The cable car is a treat. You go up very slowly and can take in the city from different angles. We could even see the Explorer in the distance....about the size of a matchbox. We took it both ways although we said today, and remembered saying the same thing last year, 'we should have walked down.' Too late, we had bought a return ticket.

Hardly anyone speaks English in Japan unless you are in an International Hotel, so you have to make yourself understood somehow. We had some wonderful conversations using only our hands...and faces! Someone might manage to ask in broken English or by gesture "where do you come from?" and when you answer 'Canada' they say "Ah so....Olympics, Vancouver".

We walked all the way back down town to the Port Liner station and returned to the ship. George bought me some chocolates in one of the terminal shops for Valentines Day....I'm not sure he has ever done that before!
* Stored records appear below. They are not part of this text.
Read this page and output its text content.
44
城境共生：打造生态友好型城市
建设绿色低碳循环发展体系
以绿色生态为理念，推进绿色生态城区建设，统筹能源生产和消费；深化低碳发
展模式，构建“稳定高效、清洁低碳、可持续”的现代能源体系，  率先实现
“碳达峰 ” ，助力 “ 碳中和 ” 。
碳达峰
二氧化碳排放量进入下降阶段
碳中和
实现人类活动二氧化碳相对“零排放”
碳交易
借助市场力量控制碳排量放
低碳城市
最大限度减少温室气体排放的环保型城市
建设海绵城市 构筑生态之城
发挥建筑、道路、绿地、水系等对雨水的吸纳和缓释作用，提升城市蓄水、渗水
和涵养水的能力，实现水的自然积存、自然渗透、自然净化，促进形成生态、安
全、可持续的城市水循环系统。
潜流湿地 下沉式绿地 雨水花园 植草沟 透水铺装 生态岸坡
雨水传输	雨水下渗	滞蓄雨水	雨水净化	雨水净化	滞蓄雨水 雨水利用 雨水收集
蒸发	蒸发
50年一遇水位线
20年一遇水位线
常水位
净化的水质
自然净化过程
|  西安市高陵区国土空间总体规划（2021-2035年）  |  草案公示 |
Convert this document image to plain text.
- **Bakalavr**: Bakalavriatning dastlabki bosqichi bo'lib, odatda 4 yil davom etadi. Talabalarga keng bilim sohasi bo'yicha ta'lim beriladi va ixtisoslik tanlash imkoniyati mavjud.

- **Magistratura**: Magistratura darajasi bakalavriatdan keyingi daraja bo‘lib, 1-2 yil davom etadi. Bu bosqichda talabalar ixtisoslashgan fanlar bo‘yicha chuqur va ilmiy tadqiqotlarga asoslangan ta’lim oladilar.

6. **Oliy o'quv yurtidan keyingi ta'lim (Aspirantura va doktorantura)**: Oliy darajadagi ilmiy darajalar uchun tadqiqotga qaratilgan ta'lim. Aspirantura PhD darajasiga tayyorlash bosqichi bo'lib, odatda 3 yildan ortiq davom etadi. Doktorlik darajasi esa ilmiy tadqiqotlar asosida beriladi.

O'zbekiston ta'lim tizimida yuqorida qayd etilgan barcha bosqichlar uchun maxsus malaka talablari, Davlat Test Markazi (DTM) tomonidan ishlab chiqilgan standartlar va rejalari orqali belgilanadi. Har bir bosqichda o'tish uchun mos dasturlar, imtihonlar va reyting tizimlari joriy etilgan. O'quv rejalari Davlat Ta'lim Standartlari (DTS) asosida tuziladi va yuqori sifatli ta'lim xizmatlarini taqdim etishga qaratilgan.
I was all ready to embarrass him by giving him a card which I bought before leaving home but that little guilt trip will fall flat on its face! Serves me right.

7.45 pm
We are preparing to leave Japan; the ship`s horn has sounded three times, the drummers who welcomed us in Yokohama are thudding us a farewell and I for one am sad to be leaving. The people are warm and friendly and the country is beautiful. I have some photos to prove my point if i ever work out how I managed to put them on last time with my new connection.

Ah we are moving! The lights of Kobe are passing our doors ever so slowly and up in the hills, at about the level of the cable station, is the outline of a sailing ship. It looks to be floating in the darkness. Twinkling lights are spread along the length of the waterfront and reflect across the water as we swish by.....Goodbye Japan.